Abstract P6-14-11: ß-Catenin Inhibitor SST-024 Can Sensitize Breast Cancer Tumor Initiation Cells (TICs) to Ionized Radiotherapy

Abstract

Abstract Recent studies have shown that tumor initiation cells (TICs) are more resistant to ionized radiotherapy (IR) than differentiated cancer cells. In our lab, we have previously shown that aberrant Wnt signaling can contribute to radio-resistance of TICs in breast cancer. Herein, we use SST-024 (StemSynergy), an inhibitor of ß-catenin and WNT signaling, to test if pharmacologic inhibition of ß-catenin can sensitize breast cancer TICs to IR. Sum-149, an inflammatory breast cancer cell line, Sum-159, a non-inflammatory basal-type breast cancer cell line and IBC-3, a short-term cultured inflammatory breast cancer sample were used in these studies. We found that SST-024 inhibited Sum-149 mammosphere formation, a surrogate for TIC growth in vitro, at IC-50 0.3 nM while IC-50 for Sum-159 was 3 nM and IC-50 for IBC-3 was 4 nM. Similar efficacy against TICs was seen in assessments of alternative TIC surrogates including aldefluor staining by flow cytometry and CD44+CD24- marked cells.
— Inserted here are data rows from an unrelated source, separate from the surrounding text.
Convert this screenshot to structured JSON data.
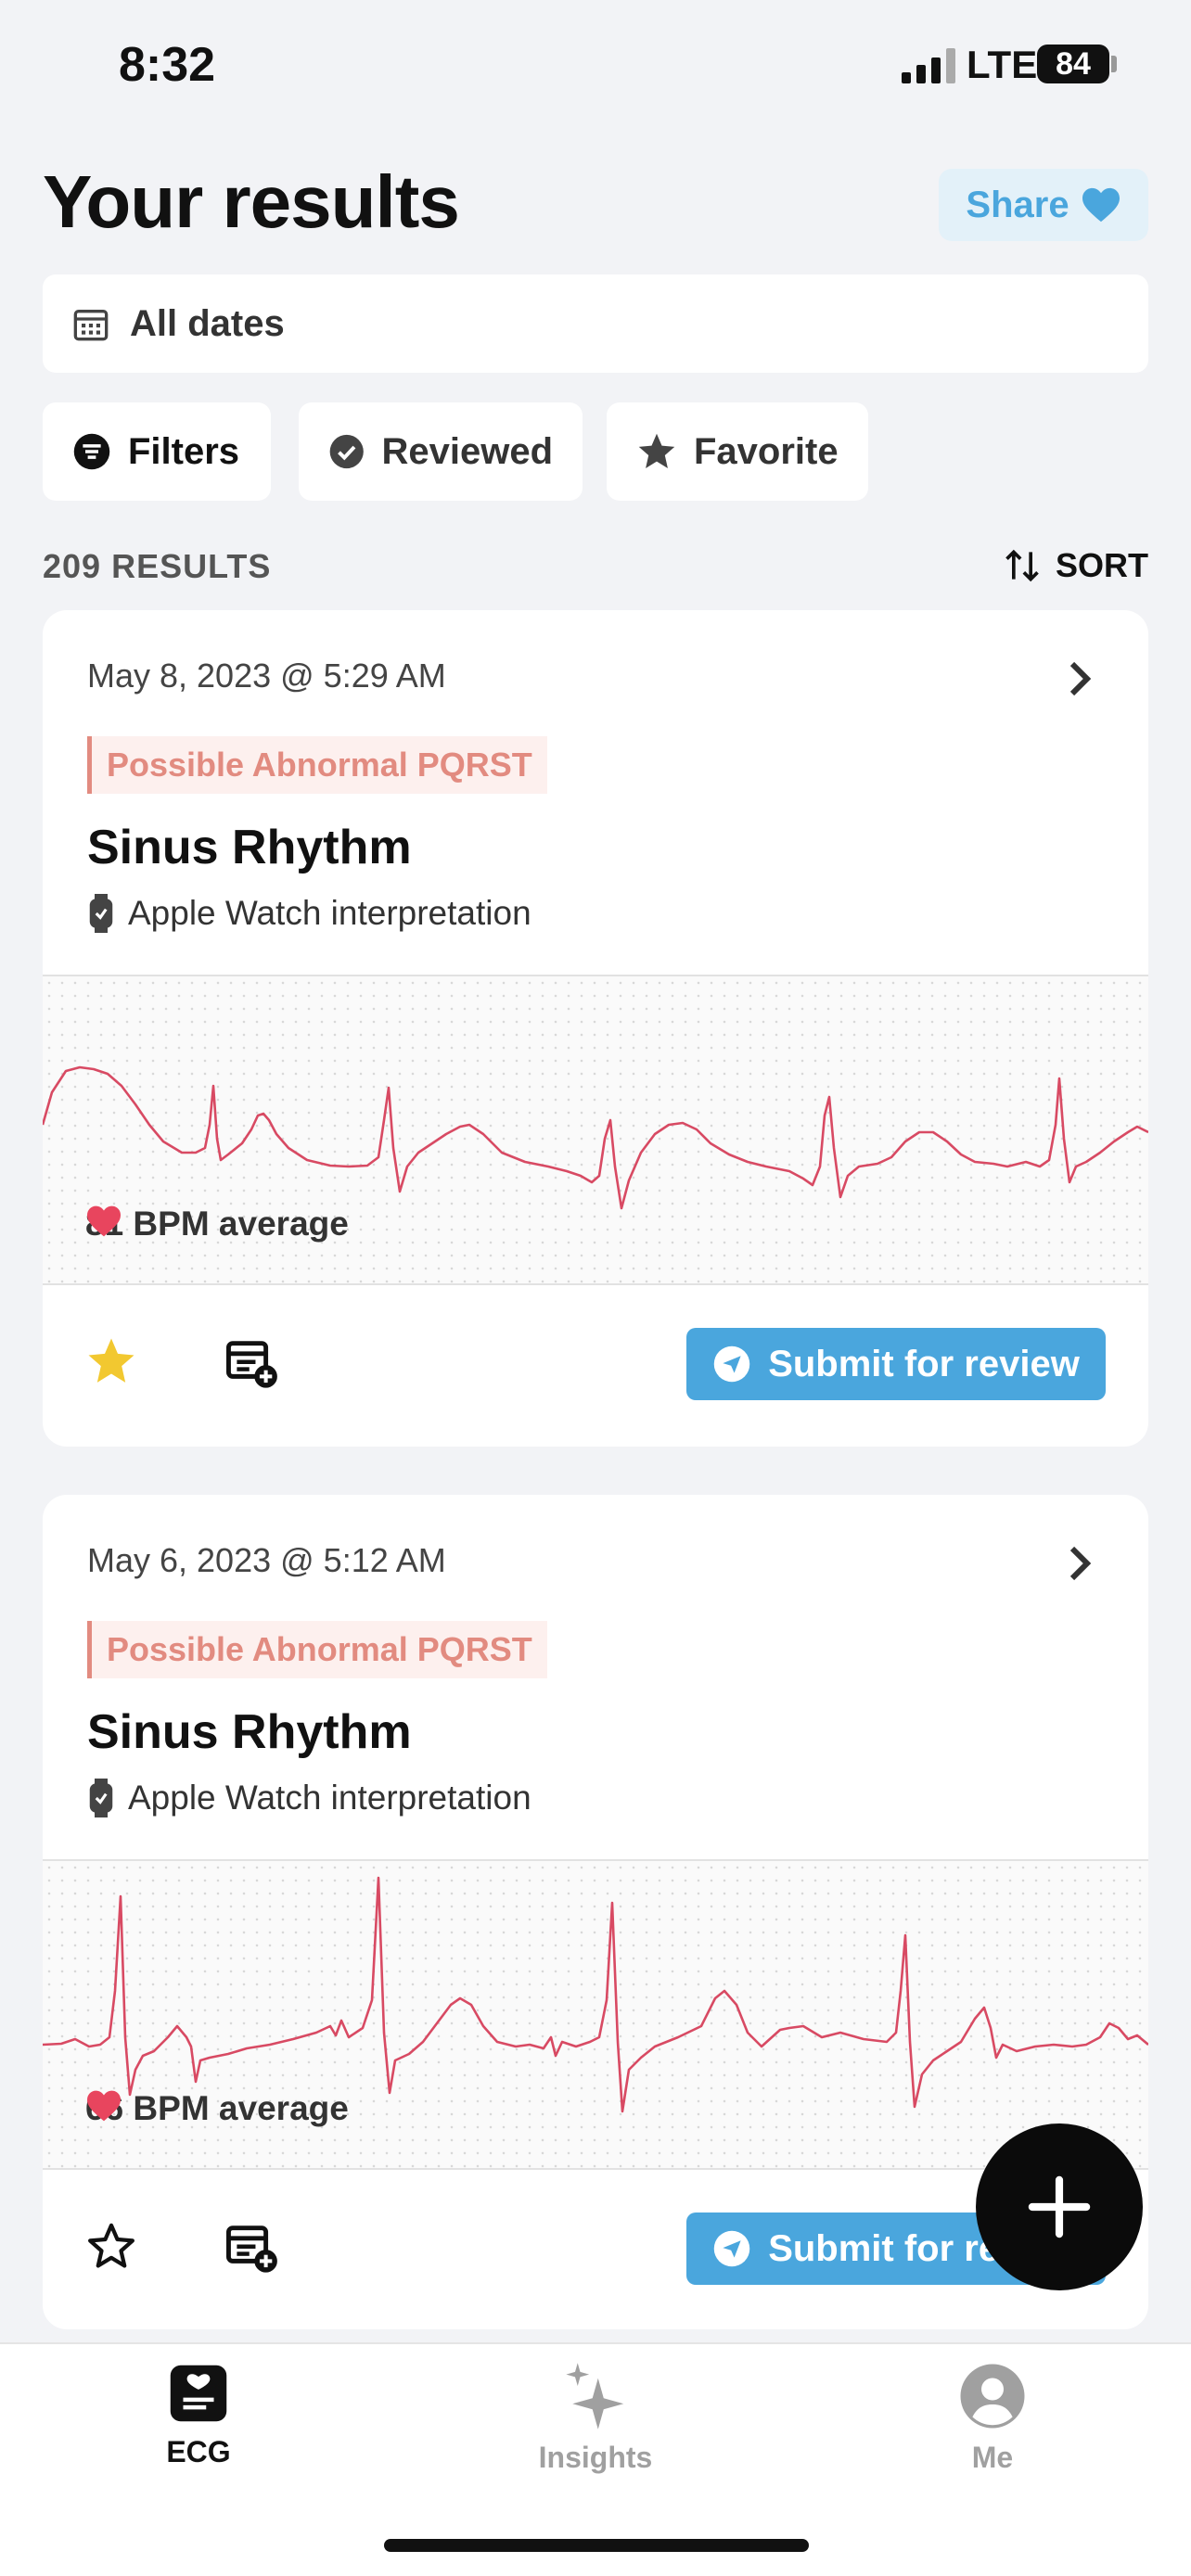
{
  "status_bar": {
    "time": "8:32",
    "network": "LTE",
    "battery": "84"
  },
  "header": {
    "title": "Your results",
    "share_label": "Share"
  },
  "date_filter": {
    "label": "All dates"
  },
  "filter_chips": [
    {
      "label": "Filters",
      "icon": "filter-icon"
    },
    {
      "label": "Reviewed",
      "icon": "check-circle-icon"
    },
    {
      "label": "Favorite",
      "icon": "star-icon"
    }
  ],
  "results": {
    "count_label": "209 RESULTS",
    "sort_label": "SORT"
  },
  "cards": [
    {
      "date": "May 8, 2023 @ 5:29 AM",
      "tag": "Possible Abnormal PQRST",
      "rhythm": "Sinus Rhythm",
      "interpretation": "Apple Watch interpretation",
      "bpm": "81 BPM average",
      "favorited": true,
      "submit_label": "Submit for review"
    },
    {
      "date": "May 6, 2023 @ 5:12 AM",
      "tag": "Possible Abnormal PQRST",
      "rhythm": "Sinus Rhythm",
      "interpretation": "Apple Watch interpretation",
      "bpm": "66 BPM average",
      "favorited": false,
      "submit_label": "Submit for review"
    }
  ],
  "tabs": [
    {
      "label": "ECG",
      "icon": "ecg-icon",
      "active": true
    },
    {
      "label": "Insights",
      "icon": "sparkle-icon",
      "active": false
    },
    {
      "label": "Me",
      "icon": "profile-icon",
      "active": false
    }
  ],
  "colors": {
    "accent": "#4aa6dd",
    "tag": "#e28b80",
    "ecg_line": "#d84a63",
    "heart": "#e8455e",
    "star": "#f2c830"
  }
}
On immunoblot analysis SST-024 down-regulated unphosphorylated, active B-catenin and downstream target c-myc as well as EMT marks, including N-cadherin, Snail, Twist and Slug, and DNA repair regulator ATM. Moreover, standard monolayer and 3D mammospheres clonogenic assays demonstrate significant radiosensitization of SUM-149 TICs (mammospheres) as well as monolayer colony formation. In summary, SST-024 demonstrates significant efficacy against inflammatory breast cancer TICs and sensitize both TICs and non-TICs to IR implying targeting Wnt β-catenin signaling may be a feasible strategy to radiosensitize breast cancer TICs. Citation Information: Cancer Res 2010;70(24 Suppl):Abstract nr P6-14-11.